The beta website hasn't been progressing as planned since the arrival of the BeOS] (http://web.archive.org/web/19990125090610/http://www.be.com/). Umm, here, I created a whole page dedicated to acheiving a [State of Be. Make sure you are sitting down before reading this, or strap yourself in even if you are sitting:

I wiped linux off the system, and gave it all to Be.

I've been using Redhat since the 2.1 days (1994) when linux was just some silly set of CDs in the back of a magazine or at your local Software, Etc. New year, new OS, what can I say. The shell is POSIX compliant, so most of my bash scripts work out of the box, some with slight mods. Pimptastic.

Ars-techinca has a cool review of the new SGI Visual Workstations. What's even cooler, regardless of everything else cool in the land of coolness? The fact that SGI used its engineering prowess to build a kick-ass, take no prisoners, women and children running n' screaming workstation for NT. All of these other workstations on the market are clones of each other, using the same chips, same video boards, etc. Just because it has 2 processors doesn't make it a workstation, just a good BeBox. True, this means that you're a slave to SGI for Service Pack updates and such, however with IRIX, you're more likely to see a patch CD than the Publisher's Clearinghouse Sweepstakes in the mail. My guess is that they'll continue this trend, at least so their CD distribution partners can continue to afford their kid's Bentley's. SGI is run by performance phreaks, the kind of people who will reprogram their car computer to eek out 0.000005% more performance, because that is more than they started with. The OSes are solid, fast, and just rock all around. The problem is the whole proprietary thing. SGI doesn't use a BIOS, they use their own custom PROM boot sequence. What are the chances Intel, Compaq, HP, etc could sell any PCs without any ISA, PCI32, or AGP1x slots this year? Slim to none, I'd say. (For those that don't get it, ISA should just be killed, PCI32 is replaced by 64-bit PCI, and AGP 1x is replaced by AGP 2x or 4x.) So SGI takes chances, but makes awesome technology, I may buy one on principal. Give it time, linux will run on it. Maybe Be as well.

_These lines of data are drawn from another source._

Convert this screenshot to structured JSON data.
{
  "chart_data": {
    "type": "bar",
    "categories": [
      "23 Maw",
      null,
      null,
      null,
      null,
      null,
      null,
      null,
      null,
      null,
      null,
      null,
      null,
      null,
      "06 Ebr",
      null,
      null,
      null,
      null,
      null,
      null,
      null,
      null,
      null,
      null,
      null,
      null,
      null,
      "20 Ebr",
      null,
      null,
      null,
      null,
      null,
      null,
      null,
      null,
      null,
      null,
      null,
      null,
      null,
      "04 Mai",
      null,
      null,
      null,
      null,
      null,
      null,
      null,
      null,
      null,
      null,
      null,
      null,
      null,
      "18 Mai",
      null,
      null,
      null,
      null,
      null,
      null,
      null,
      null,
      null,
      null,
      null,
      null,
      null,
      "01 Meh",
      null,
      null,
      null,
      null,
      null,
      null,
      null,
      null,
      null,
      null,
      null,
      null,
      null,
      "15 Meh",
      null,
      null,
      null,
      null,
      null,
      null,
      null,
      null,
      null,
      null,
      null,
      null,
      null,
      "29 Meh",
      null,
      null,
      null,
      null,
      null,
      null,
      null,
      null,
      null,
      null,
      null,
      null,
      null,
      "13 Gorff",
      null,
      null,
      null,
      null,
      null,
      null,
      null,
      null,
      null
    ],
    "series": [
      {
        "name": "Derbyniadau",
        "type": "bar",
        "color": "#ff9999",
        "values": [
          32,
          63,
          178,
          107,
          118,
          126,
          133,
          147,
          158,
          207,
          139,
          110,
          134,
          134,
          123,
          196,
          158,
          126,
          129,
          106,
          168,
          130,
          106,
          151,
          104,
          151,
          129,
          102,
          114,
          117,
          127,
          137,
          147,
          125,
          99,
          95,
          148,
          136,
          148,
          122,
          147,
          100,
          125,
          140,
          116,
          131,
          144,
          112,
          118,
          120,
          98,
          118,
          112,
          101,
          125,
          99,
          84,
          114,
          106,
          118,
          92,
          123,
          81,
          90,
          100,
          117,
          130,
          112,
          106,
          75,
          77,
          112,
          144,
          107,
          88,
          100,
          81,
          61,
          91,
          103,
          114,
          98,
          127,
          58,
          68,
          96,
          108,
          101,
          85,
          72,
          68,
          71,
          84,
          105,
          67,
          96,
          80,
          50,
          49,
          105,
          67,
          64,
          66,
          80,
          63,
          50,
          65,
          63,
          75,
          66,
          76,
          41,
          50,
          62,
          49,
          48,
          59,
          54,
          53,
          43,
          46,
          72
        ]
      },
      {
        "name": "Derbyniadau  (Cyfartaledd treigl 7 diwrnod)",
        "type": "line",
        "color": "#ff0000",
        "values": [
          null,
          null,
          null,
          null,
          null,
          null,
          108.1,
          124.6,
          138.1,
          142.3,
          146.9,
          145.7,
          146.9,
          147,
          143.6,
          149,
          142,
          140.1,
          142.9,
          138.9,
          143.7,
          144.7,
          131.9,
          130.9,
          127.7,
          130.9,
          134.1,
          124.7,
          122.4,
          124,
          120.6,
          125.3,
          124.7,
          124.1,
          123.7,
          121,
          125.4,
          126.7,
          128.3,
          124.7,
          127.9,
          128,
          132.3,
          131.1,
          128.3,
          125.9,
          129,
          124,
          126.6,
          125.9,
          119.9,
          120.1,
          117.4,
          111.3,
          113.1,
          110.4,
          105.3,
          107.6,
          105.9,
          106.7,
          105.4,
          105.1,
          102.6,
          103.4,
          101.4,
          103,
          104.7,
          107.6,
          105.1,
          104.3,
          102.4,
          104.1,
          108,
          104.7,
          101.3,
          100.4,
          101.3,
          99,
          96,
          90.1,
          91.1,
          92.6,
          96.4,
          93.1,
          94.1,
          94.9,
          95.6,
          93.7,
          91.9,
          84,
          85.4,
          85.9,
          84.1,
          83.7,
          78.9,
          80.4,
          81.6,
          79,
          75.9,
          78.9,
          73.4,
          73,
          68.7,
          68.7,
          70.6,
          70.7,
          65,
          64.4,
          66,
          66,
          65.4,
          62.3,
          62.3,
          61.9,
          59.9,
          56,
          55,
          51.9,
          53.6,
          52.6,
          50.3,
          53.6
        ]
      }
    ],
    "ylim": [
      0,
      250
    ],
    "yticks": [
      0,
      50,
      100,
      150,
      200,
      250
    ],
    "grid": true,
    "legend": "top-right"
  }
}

You know those virtual reality cockpits (the ones you have to slide into, buckle up, and learn to fly them)? They run on SGI/IRIX boxes.

Oh, and check out the Quake FPS stat, 50+ with OpenGL emulation, not even native OpenGL drivers. This is like emulating the MacOS in Windows, imagine how slow it would be, as you have to fake an entire Mac environment in software in another OS. If the machine can crank out 50+ fps (frames per second) in emulation, can you say triple digits in full hardware support? Can you say multiple monitors doing that simultaneously? Play Unreal and Quake at the same time, same box, both in the 100's of fps? Mmm, brain melt.